There are several forms of adenomyosis:

  1. Focal adenomyosis, which ultrasonographically mimics a uterine fibroid;
  2. Diffuse adenomyosis, i.e. encapsulating the uterine wall over a significantly wider area;
  3. Localised cystic adenomyosis, which is easily operated and looks like a cyst inside the uterus;
  4. Diffuse cystic adenomyosis, for which unfortunately the only treatment option is to remove the uterus.

But when do we treat adenomyosis?

  • Adenomyosis is treated when it is symptomatic with severe pain and bleeding or when it causes infertility.
  • There are forms of adenomyosis that affect the internal uterine wall, i.e. towards the uterine cavity, and then the patient is bleeding
  • Other forms of adenomyosis that affect the outer uterine wall and are usually associated with deep parametrial or intestinal endometriosis, that does not cause bleeding, but does cause pain.

As a result, we need to know when to treat adenomyosis, whether it is symptomatic or when it causes infertility.

Adenomyosis in the context of infertility:

In order to increase a woman’s chances of becoming pregnant, treating endometriosis and adenomyosis in the context of infertility requires careful consideration because it is noticeable that adenomyosis causes a uterus to become contractile, making it unfriendly for the implantation of a pregnancy, and even if you use IVF, the embryo may not catch.

On the other hand, operating on a large area of adenomyosis involves massive destruction of the uterine wall. So, it is very important what decision is made based on the patient’s wishes as well as the adenomyosis symptoms. There are many women who have adenomyosis, but it is asymptomatic.

How is intraoperative fibroid differentiated from adenomyosis?

The distinction between fibroid and adenomyosis is very simple, but more often than not an inexperienced doctor can be misled.

Fibroid comparable to an orange in a peel: cut the peel off, take the orange out, sew the peel back on.

If you wish to remove adenomyosis, you can, but you will be left with “a hole” in the uterus and no walls to close that area.

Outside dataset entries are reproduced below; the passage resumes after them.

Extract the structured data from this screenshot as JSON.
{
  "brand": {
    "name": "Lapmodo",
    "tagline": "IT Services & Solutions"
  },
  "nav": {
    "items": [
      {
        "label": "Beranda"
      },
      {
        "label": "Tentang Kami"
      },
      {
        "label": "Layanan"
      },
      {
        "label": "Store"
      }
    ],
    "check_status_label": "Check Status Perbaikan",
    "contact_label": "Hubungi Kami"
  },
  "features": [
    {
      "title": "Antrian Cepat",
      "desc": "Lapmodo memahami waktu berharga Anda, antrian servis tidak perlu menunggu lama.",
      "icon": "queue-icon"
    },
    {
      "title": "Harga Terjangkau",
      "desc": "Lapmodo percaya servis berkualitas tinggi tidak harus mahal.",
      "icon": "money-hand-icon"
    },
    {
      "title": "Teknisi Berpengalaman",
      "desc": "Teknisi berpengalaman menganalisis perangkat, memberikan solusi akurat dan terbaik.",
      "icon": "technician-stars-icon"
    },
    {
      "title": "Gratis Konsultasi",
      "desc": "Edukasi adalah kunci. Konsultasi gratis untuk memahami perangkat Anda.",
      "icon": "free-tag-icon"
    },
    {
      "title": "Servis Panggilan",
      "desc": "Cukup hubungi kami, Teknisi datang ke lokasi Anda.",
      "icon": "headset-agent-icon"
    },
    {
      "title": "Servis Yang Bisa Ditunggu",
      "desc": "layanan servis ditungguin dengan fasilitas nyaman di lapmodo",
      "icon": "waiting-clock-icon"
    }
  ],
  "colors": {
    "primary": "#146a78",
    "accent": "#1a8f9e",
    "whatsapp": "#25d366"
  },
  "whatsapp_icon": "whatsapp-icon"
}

Adenomyosis just destroys the uterine wall.

Indeed, nowadays there are all sorts of methods whereby you adapt depending on the local situation.

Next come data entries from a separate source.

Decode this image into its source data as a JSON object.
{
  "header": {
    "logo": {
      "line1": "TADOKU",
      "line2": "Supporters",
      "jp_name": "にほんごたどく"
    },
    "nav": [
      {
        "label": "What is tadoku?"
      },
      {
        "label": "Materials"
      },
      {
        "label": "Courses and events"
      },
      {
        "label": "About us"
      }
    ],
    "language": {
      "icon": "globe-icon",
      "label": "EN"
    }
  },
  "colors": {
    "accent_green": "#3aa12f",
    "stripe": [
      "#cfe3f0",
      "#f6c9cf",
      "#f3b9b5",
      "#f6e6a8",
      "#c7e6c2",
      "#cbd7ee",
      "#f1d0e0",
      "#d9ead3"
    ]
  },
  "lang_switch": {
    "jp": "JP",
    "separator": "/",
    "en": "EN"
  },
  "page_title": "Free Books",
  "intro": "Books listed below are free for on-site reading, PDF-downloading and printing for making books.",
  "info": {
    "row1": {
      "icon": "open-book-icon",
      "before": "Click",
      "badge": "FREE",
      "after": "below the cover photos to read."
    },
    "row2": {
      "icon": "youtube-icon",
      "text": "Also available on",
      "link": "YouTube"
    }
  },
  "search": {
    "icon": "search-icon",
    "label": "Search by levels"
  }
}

An experienced surgeon makes sure that he/she performs a good quality suture, so that the tissue is not in tension. Since getting pregnant is the goal of conservative surgery, it is important that there is no bleeding right after the procedure.

The differences between adenomyosis and uterine fibroid are as follows:

  • Fibroid does not hurt, but it can cause bleeding if it develops into the uterine cavity
  • Adenomyosis on the other hand gives great pain and heavy bleeding.

Treatment methods for adenomyosis:

  1. First, medication is prescribed in an attempt to protect the uterus from damage as much as possible.
  2. If the pharmacological therapy is unsuccessful or the doctor determines that it is ineffective, the patient will undergo surgery after she gives her consent.  During this procedure, the uterus must be kept in place as much as possible, especially if the patient is young and desires to have children.

The first line by which adenomyosis must be addressed or attempted to be addressed is medical treatment, surgical treatment being reserved for cases that do not respond to medical therapy, still experiencing bleeding and pain. In the case of localised adenomyosis, adenomyomectomy excises the adenomyosis nodule without greatly affecting the structure of the uterus and in this way the patient’s fertility is improved.

It’s always good to be informed before making a radical decision, to be aware of everything that is involved and for the doctor to be familiar with this pathology and to consider all the prospects.

A perfectly superposable principle for adenomyosis: If the doctor knows that by surgery he is doing more harm than good, it is better to avoid performing it.